I was catching up on some reading and came across the quoted paragraph below in a two page excerpt from the Sun Magazine December 2016 issue.
“Some years ago, scientists attempted to create a long-range weather-forecasting program. It turned out that the most minute variations, even the undetectable things, the things they could perhaps not even yet imagine yet as data, could cause entirely different weather to emerge from almost identical initial conditions. This was famously summed up as the saying about the flap of a butterfly’s wings on one continent that can change the weather on another. History is like weather, not like checkers. (And you, if you’re lucky and seize the day, are like the butterfly.) [It’s] like weather in it’s complexity, in it’s shifts, in the way something triggers its opposite, just as a heat wave sucks the fog off the ocean and makes my town gray and clammy after a few days of baking; weather in it’s moods, in its slowness, in it’s suddenness.” Hope in The Dark by Rebecca Solnit
The whole issue felt like a spiritual lift. Both the Solnit quote and the lengthy interview with Ralph Nader. They reminded me that change is simple.
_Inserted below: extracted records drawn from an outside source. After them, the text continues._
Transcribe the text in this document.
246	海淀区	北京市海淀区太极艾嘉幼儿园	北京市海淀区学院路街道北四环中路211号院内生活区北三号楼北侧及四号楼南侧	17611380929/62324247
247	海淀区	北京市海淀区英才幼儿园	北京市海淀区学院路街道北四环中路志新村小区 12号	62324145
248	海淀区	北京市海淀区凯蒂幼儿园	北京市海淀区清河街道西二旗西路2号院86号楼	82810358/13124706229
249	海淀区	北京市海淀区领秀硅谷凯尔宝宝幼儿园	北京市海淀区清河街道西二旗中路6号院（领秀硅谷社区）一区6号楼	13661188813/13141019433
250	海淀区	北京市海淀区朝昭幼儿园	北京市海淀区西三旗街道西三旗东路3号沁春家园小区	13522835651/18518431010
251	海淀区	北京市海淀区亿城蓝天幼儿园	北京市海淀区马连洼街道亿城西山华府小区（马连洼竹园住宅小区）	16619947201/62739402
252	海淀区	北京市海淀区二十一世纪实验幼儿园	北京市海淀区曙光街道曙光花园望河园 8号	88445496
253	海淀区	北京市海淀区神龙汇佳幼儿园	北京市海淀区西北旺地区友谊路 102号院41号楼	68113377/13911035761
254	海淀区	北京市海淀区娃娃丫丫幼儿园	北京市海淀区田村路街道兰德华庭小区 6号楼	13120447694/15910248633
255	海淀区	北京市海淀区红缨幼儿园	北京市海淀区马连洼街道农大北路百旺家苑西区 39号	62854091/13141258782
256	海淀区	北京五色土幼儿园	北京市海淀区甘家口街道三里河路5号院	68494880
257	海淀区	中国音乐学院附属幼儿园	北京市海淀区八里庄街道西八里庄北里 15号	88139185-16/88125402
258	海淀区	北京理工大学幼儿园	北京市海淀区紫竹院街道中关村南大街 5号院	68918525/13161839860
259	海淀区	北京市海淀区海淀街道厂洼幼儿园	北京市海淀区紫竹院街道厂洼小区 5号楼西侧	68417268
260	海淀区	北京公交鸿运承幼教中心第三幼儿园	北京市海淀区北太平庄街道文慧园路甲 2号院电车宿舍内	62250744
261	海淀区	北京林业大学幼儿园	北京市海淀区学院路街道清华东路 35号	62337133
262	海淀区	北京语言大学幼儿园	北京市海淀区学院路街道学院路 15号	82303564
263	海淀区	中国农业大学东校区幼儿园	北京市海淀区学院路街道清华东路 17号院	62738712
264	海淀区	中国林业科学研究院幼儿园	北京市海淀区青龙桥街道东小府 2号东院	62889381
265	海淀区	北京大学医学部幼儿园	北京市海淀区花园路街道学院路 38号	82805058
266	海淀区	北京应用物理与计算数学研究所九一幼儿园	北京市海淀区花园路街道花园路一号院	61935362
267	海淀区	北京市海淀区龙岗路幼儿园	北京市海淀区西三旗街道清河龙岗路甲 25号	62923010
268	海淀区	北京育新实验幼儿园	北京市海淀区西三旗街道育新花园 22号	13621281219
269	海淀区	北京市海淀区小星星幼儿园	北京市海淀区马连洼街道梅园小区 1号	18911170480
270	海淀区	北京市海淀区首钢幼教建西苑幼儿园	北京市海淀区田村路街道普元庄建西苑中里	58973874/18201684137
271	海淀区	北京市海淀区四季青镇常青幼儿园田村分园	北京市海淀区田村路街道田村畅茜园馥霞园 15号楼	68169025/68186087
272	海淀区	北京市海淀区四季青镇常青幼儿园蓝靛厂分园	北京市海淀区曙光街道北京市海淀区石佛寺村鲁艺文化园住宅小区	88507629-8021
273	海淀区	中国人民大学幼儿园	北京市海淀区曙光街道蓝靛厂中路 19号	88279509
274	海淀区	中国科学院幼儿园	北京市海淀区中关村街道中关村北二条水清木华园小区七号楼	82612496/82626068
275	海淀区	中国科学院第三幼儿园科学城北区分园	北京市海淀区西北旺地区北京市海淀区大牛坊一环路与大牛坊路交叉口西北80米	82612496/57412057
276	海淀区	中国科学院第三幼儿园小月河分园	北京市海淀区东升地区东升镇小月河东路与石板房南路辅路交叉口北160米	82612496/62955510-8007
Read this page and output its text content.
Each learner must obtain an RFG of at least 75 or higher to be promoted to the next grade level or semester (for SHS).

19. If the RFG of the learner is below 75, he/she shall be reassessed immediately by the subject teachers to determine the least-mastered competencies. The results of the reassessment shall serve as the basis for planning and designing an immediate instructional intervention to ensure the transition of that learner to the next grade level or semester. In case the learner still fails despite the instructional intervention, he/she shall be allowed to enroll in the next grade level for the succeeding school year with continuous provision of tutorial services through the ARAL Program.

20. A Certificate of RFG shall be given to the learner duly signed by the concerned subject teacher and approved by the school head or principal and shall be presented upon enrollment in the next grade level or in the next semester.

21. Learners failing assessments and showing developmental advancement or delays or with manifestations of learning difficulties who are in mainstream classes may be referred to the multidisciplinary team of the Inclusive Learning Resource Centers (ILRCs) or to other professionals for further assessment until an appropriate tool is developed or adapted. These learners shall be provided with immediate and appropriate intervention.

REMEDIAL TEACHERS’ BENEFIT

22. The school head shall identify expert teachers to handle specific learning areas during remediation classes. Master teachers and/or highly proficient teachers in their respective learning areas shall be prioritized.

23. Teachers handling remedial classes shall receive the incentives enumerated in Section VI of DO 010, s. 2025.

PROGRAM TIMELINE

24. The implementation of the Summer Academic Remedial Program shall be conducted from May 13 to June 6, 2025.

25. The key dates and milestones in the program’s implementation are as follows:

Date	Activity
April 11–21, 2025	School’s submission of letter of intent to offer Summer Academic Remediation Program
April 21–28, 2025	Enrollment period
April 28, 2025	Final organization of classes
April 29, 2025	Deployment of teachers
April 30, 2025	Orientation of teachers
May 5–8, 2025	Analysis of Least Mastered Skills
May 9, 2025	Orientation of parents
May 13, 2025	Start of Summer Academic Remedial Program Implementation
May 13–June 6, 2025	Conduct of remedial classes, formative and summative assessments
It just takes one butterfly… or “five people.” When I first read that bit from the Nader interview it re opened my eyes to all those possibilities that we write off as unattainable. Lost. Unmovable.
It’s all in how we look at ourselves and those around us. I know this from experience as a volunteer moderator on the AHA Support Network. When people are hurting, they go to some dark places. Looking at life in a different way is where change sparks into existence. Being strong enough to open up to other possibilities is the only requirement. I also see this in both corporate and government cultures in my job as a collaboration consultant. Organizations that have become so weighed down by policy and atrophy that change seems impossible.
So I worked that Nader line of thought into one of my corporate training efforts recently. It was a device to show people that they can, collaboratively, effect change and innovation. And just like with people, those shifts within an organization usually make things better. All it takes is, as Nader stated, five women at a table to start the Womens’ right to vote movement in the 1800‘s. They didn’t live to see it come to pass. But the winds of change they created made it happen.
Like Solnit says… history is like weather.